Although she was hesitant, he left with her number, and within days he called and asked her out for dinner. They enjoyed a less awkward dinner date a few weeks later.
“I learned an important life lesson when I first met Rolando,” Nicole said. “First impressions should never be made at a bar.”
Before that first official date, they had what they now refer to as “a mini bus date” one morning before work. The conversation flowed easily, and they realized there was something special. Nicole got a glimpse of how sweet, charming and warm-hearted Rolando is. “I already felt a connection after our 20 minutes,” she said. “Sometimes you do get a second chance at a first impression.”
The couple had their first date at Ping Pong Dim Sum in Chinatown on Dec. 21, 2010. Three hours flew by, and at the end of the night, the pair shared their first kiss.
“As I got to know her on our first few dates, I discovered a very intelligent and independent woman. We just clicked,” Rolando says. “Most importantly, she was extremely thoughtful, caring and considerate. She was someone that I was eager to know, but also that person whom I felt like I had known my entire life.”
A relationship quickly developed, and it was clear within a year that both were considering marriage.
“We are very much a team,” Rolando said. “We are both givers, as opposed to there being a giver and taker, so there’s a very good sense of balance that we both appreciate.”
In the summer of 2012, their relationship was tested when Rolando had to deal with some challenging health issues.
“With Nicole at my side, she gave me the strength to get through it,” Rolando recalls. “It really just showed us that together we were stronger than we were individually.”
Nicole agrees. “We learned a lot about each other, how we cope with things, and came out stronger,” she said.
In October 2012, Rolando invited Nicole to accompany him on an alleged business trip in the Shenandoah Mountains, one of Nicole’s favorite places. He indicated she could enjoy herself while he made his “presentation” in the mornings, and in the evenings they could spend time together and relax.
While there, he suggested the pair wake up early and watch the sun rise from the Thorofare Mountain Overlook, the highest overlook on the mountain. At first, Nicole was reluctant. The night before the proposal, the weather on the mountain was extremely overcast and foggy (visibility was ten feet, they said) and she expressed doubts that they’d be able to see the sunrise.

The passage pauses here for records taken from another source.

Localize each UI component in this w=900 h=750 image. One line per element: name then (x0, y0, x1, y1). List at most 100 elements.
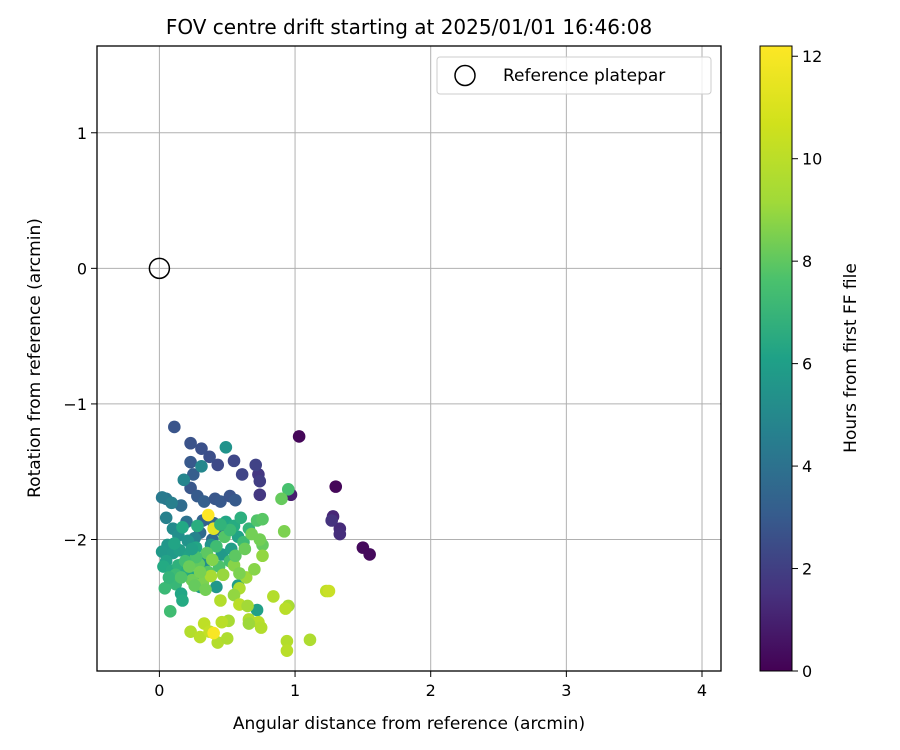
y-tick-label-2: 0 (77, 259, 87, 278)
colorbar-tick-label-4: 8 (802, 252, 812, 271)
data-point-148 (248, 563, 261, 576)
data-point-135 (238, 542, 252, 556)
data-point-88 (281, 483, 295, 496)
data-point-11 (253, 488, 267, 502)
y-axis-ticks: −2 −1 0 1 (63, 124, 97, 549)
x-tick-label-2: 2 (426, 681, 436, 700)
data-point-15 (211, 458, 225, 472)
plot-frame (96, 45, 722, 672)
x-tick-label-4: 4 (697, 681, 707, 700)
legend: Reference platepar (436, 56, 712, 95)
data-point-38 (159, 511, 173, 525)
data-point-8 (325, 514, 338, 527)
colorbar-label: Hours from first FF file (841, 263, 861, 453)
data-point-103 (279, 602, 292, 615)
data-point-138 (214, 518, 227, 531)
data-point-130 (162, 571, 176, 584)
data-point-10 (253, 474, 267, 488)
data-point-89 (275, 492, 288, 506)
data-point-61 (158, 581, 172, 595)
data-point-134 (229, 549, 242, 563)
colorbar-tick-label-2: 4 (802, 457, 812, 476)
data-point-143 (174, 571, 188, 584)
data-point-109 (215, 615, 229, 629)
chart-title: FOV centre drift starting at 2025/01/01 … (166, 15, 652, 39)
y-tick-label-1: −1 (63, 395, 87, 414)
data-point-120 (322, 584, 336, 598)
data-point-100 (241, 599, 254, 613)
data-point-133 (206, 553, 219, 567)
data-point-91 (256, 549, 269, 563)
data-point-18 (184, 436, 197, 450)
data-point-67 (250, 603, 264, 617)
data-point-63 (176, 594, 189, 607)
data-point-112 (193, 630, 207, 644)
data-point-1 (329, 480, 343, 493)
data-point-98 (214, 594, 227, 607)
data-point-121 (201, 508, 215, 522)
data-point-0 (292, 430, 306, 443)
y-tick-label-0: −2 (63, 530, 87, 549)
data-point-132 (193, 565, 207, 579)
grid-lines (97, 46, 721, 671)
data-point-90 (277, 525, 291, 538)
data-point-140 (176, 520, 189, 534)
data-point-28 (229, 493, 242, 507)
data-point-40 (177, 473, 191, 487)
data-point-7 (333, 527, 347, 541)
colorbar-gradient (759, 45, 793, 672)
data-point-131 (182, 560, 196, 573)
data-point-118 (303, 633, 317, 647)
data-point-17 (195, 442, 208, 455)
data-point-117 (280, 644, 294, 657)
data-point-139 (191, 519, 204, 533)
y-tick-label-3: 1 (77, 124, 87, 143)
x-tick-label-3: 3 (561, 681, 571, 700)
data-point-19 (168, 420, 181, 434)
data-point-147 (233, 567, 246, 580)
data-point-34 (174, 499, 188, 512)
data-point-146 (163, 605, 177, 618)
data-point-142 (168, 537, 181, 550)
data-point-115 (220, 632, 234, 645)
data-point-144 (188, 579, 201, 592)
colorbar-tick-label-5: 10 (802, 150, 822, 169)
data-point-111 (184, 625, 197, 638)
data-point-106 (254, 621, 268, 634)
data-point-21 (187, 468, 200, 481)
reference-marker (148, 257, 171, 280)
x-tick-label-1: 1 (290, 681, 300, 700)
data-point-75 (234, 511, 248, 525)
data-point-122 (207, 626, 220, 640)
data-point-65 (210, 580, 223, 594)
data-point-20 (184, 455, 197, 469)
data-point-26 (214, 495, 227, 508)
data-point-85 (256, 512, 269, 526)
colorbar-tick-label-6: 12 (802, 47, 822, 66)
data-point-93 (216, 568, 230, 582)
data-point-24 (197, 495, 211, 508)
data-point-41 (195, 459, 208, 473)
colorbar: 0 2 4 6 8 10 12 Hours from first FF file (759, 45, 861, 681)
data-point-42 (219, 441, 233, 454)
x-axis-ticks: 0 1 2 3 4 (154, 671, 707, 700)
colorbar-tick-label-3: 6 (802, 355, 812, 374)
data-point-3 (363, 548, 376, 561)
data-point-48 (155, 545, 169, 558)
data-points (155, 420, 376, 657)
data-point-37 (165, 496, 178, 510)
data-point-107 (242, 617, 256, 630)
data-point-137 (223, 523, 237, 537)
legend-entry-reference: Reference platepar (503, 66, 665, 86)
colorbar-tick-label-1: 2 (802, 560, 812, 579)
reference-platepar-point (148, 257, 171, 280)
data-point-141 (185, 542, 199, 556)
x-axis-label: Angular distance from reference (arcmin) (233, 714, 585, 734)
data-point-145 (199, 583, 212, 596)
data-point-12 (249, 458, 263, 472)
data-point-124 (210, 539, 223, 553)
data-point-36 (155, 491, 169, 504)
colorbar-ticks: 0 2 4 6 8 10 12 (792, 47, 822, 681)
legend-box (436, 56, 712, 95)
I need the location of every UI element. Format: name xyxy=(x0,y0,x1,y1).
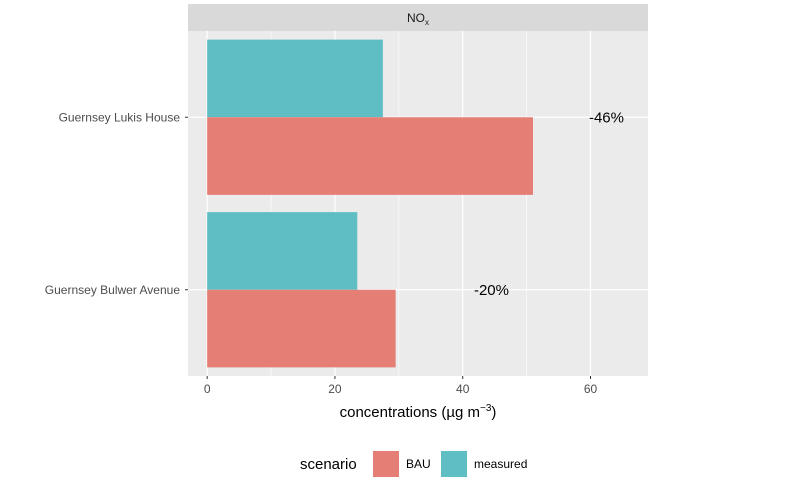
y-tick-label: Guernsey Lukis House xyxy=(59,110,181,124)
x-tick-label: 40 xyxy=(456,382,470,396)
bar-measured xyxy=(207,39,383,118)
percent-change-label: -46% xyxy=(589,109,624,126)
strip-background xyxy=(188,4,648,31)
legend-label-BAU: BAU xyxy=(406,457,431,471)
y-tick-label: Guernsey Bulwer Avenue xyxy=(45,283,181,297)
y-axis: Guernsey Lukis House Guernsey Bulwer Aven… xyxy=(45,110,188,297)
x-axis-title: concentrations (µg m−3) xyxy=(340,403,497,421)
legend-title: scenario xyxy=(300,456,357,473)
legend-label-measured: measured xyxy=(474,457,527,471)
x-axis: 0 20 40 60 xyxy=(204,376,598,396)
legend-key-BAU xyxy=(373,451,399,477)
panel-title-subscript: x xyxy=(425,18,429,27)
panel-title: NOx xyxy=(407,11,429,27)
legend: scenario BAU measured xyxy=(300,451,527,477)
bar-BAU xyxy=(207,117,533,195)
legend-key-measured xyxy=(441,451,467,477)
x-axis-title-superscript: −3 xyxy=(480,403,492,414)
bar-BAU xyxy=(207,289,396,368)
percent-change-label: -20% xyxy=(474,282,509,299)
x-tick-label: 60 xyxy=(584,382,598,396)
bars xyxy=(207,39,533,368)
x-tick-label: 0 xyxy=(204,382,211,396)
x-tick-label: 20 xyxy=(328,382,342,396)
annotations: -46% -20% xyxy=(474,109,624,299)
bar-measured xyxy=(207,212,358,290)
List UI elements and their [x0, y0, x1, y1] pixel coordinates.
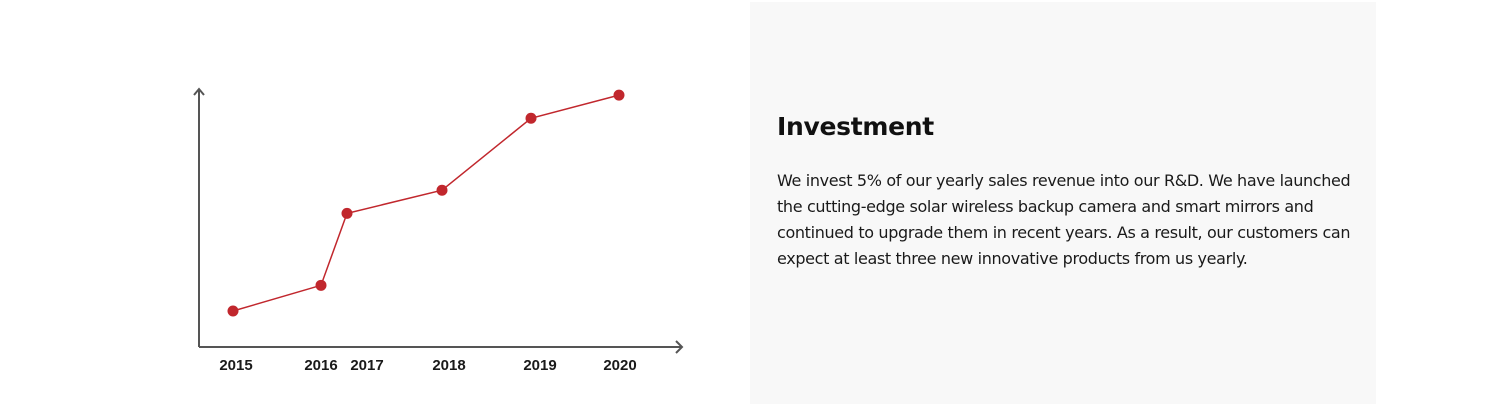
chart-series — [227, 89, 625, 317]
x-tick-label-2017: 2017 — [350, 357, 383, 374]
y-axis-arrow-icon — [193, 87, 205, 96]
x-tick-label-2020: 2020 — [603, 357, 636, 374]
section-title: Investment — [777, 112, 934, 141]
data-point-2019 — [525, 112, 537, 124]
data-point-2017 — [341, 207, 353, 219]
x-tick-label-2018: 2018 — [432, 357, 465, 374]
data-point-2018 — [436, 184, 448, 196]
investment-panel: Investment We invest 5% of our yearly sa… — [750, 2, 1376, 404]
data-point-2016 — [315, 279, 327, 291]
section-body: We invest 5% of our yearly sales revenue… — [777, 171, 1351, 268]
x-tick-label-2015: 2015 — [219, 357, 252, 374]
data-point-2020 — [613, 89, 625, 101]
x-tick-labels: 2015 2016 2017 2018 2019 2020 — [219, 357, 636, 374]
data-point-2015 — [227, 305, 239, 317]
series-line — [232, 94, 620, 312]
x-axis-arrow-icon — [675, 340, 684, 354]
x-tick-label-2016: 2016 — [304, 357, 337, 374]
chart-axes — [193, 87, 684, 354]
x-tick-label-2019: 2019 — [523, 357, 556, 374]
investment-line-chart: 2015 2016 2017 2018 2019 2020 — [193, 87, 684, 374]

Despite the thick fog and the early hour, Rolando persuaded her that the trip to the top of the mountain would be unforgettable. “A lot of people prefer to [propose] at sunset because it is so pretty, but for me this was the beginning of us as a married couple, so it had to be sunrise,” Rolando says.
Luckily, by the time they arrived at the outlook, they were above the clouds and the view was perfect. “I remember telling him, as we pulled up to the parking lot, ‘Don’t ever listen to me again,’ ” Nicole said.
As the sun started rising, Rolando ran to the car and set up a small table with a white tablecloth and two champagne flutes. He popped the champagne and then popped the question. She said ‘Of course!’ and they spent the rest of the weekend horseback riding and wine tasting.
“Everything that we did was exactly what I would have wanted to do with the day,” Nicole says. “He just knew me so well.”
On June 7, Rolando Amaya, 33, married Nicole Van Vooren, 32, at the Princeton University Chapel, at his alma mater. Afterward, they celebrated with 160 guests at the Cherry Valley Country Club in Skillman, N.J. They plan to honeymoon in Italy in September, combining his love of history and her love of Italian food, cheese and wine.
A quote by Sufi mystic and poet Jalal al-Din Rumi resonated with the couple: “The minute I heard my first love story, I started looking for you, not knowing how blind that was. Lovers don’t finally meet somewhere. They’re in each other all along.”
“Like a puzzle picture slowly materializing, as we have learned more and more about each other, we have come to realize that we just fit,” wrote the couple. “It is as Rumi says: there was a bit of us in each other from the start.”